This world is not my home.
I’m just a passin’ through.
My treasures are laid up somewhere beyond the blue.
The angels beckon me from heaven’s peaceful shore,
and I cain’t be at home in this world any more.

This world is not my home.
I’m just a passin’ through.
My treasures they’re laid up somewhere beyond the blue.
The angels beckon me,
they say John come on to heaven’s peaceful shoreline.
Cain’t be at home in this world anymore.

The World is a Playground

The world is a playground for children. If it is true that we are in a kind of a womb during this journey, not unlike our mother’s womb, then we are in some kind of a dream state, and the world as we perceive it is not real. While we’re in this dream state, we are, essentially, children. We are children of the creator and as such we are in process, moving toward maturity, the entire time we are in this world. The world is therefore full of children, the blind leading the blind, and that’s why everything about this world seems so childish.

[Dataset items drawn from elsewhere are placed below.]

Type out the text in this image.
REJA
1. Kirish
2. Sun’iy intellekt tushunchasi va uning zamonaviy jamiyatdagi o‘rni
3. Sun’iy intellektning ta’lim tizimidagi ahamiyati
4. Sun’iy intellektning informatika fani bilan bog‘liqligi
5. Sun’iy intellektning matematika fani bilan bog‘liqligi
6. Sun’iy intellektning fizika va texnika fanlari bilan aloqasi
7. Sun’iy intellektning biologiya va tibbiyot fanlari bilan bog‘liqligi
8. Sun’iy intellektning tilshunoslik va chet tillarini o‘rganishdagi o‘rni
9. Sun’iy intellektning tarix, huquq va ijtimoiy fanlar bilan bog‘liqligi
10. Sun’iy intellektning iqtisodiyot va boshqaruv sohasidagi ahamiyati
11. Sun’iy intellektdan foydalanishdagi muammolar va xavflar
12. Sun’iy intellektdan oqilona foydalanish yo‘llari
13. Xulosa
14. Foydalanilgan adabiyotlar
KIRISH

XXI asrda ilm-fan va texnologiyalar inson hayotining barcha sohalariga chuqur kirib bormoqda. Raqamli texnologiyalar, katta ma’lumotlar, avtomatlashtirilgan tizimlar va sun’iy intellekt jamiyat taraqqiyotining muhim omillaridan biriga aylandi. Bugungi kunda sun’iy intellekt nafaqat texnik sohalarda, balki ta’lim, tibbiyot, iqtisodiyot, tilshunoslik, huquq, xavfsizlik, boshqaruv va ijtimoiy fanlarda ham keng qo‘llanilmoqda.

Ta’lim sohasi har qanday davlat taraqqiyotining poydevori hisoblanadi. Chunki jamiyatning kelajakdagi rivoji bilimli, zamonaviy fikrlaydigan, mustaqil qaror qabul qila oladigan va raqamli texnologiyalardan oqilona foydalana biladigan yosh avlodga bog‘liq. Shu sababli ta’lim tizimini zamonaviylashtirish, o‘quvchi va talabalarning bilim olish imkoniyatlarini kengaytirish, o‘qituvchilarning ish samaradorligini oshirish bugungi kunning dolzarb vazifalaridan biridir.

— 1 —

What do children like? Well, let’s see. First of all, they like lots of violence. As a teacher and principal, I can vouch for the fact that violence is at the heart of this dream world that we live in. Kids really like blood, gore, and lots of noise, and this is why Halloween is the most popular holiday in the year for kids and also a lot of adults I know, including me. Halloween is a scary holiday with lots of blood and hatchets and skulls and blood oozing out of mouths. Kids love scatological humor and pratfalls, and they love to see other people get in trouble. And there’s the world, all of it, right there, because it’s for us kids.

God has given us this amazing diversion, which you get to take seriously, or not, depending on where you are in your journey.

When you reach the idiot stage, as I have, the whole thing is ludicrous, absurd, and delightfully funny. In fact, one of the side effects of growing older is your quickened sense of irony, until it dawns on you that it’s all irony, and that none of it can be taken seriously. I guess that’s about the time they lock you up, because you spend all your time laughing at everything. I’m pretty much there now. I find myself laughing in public at times when nobody else is laughing and I catch myself thinking, “Oh, come on, people, lighten up. This is hilarious.” Of course, the rest of the kids, who are still taking it all very seriously -- or at least pretending to take it seriously -- get highly offended if you laugh at stuff like war and morality and obeying the law.

But it’s a world of kids, and I can handle it since I know that Big Daddy is right here, unseen but ever-present, keeping the whole thing going, smiling as we go through our little antics and tantrums, because he just loves us all so much. I can handle it, especially as I lie here in my little garden, my little piece of paradise, my promise that we will soon leave this trance-like state, be back in the real world, and really start to have some fun again.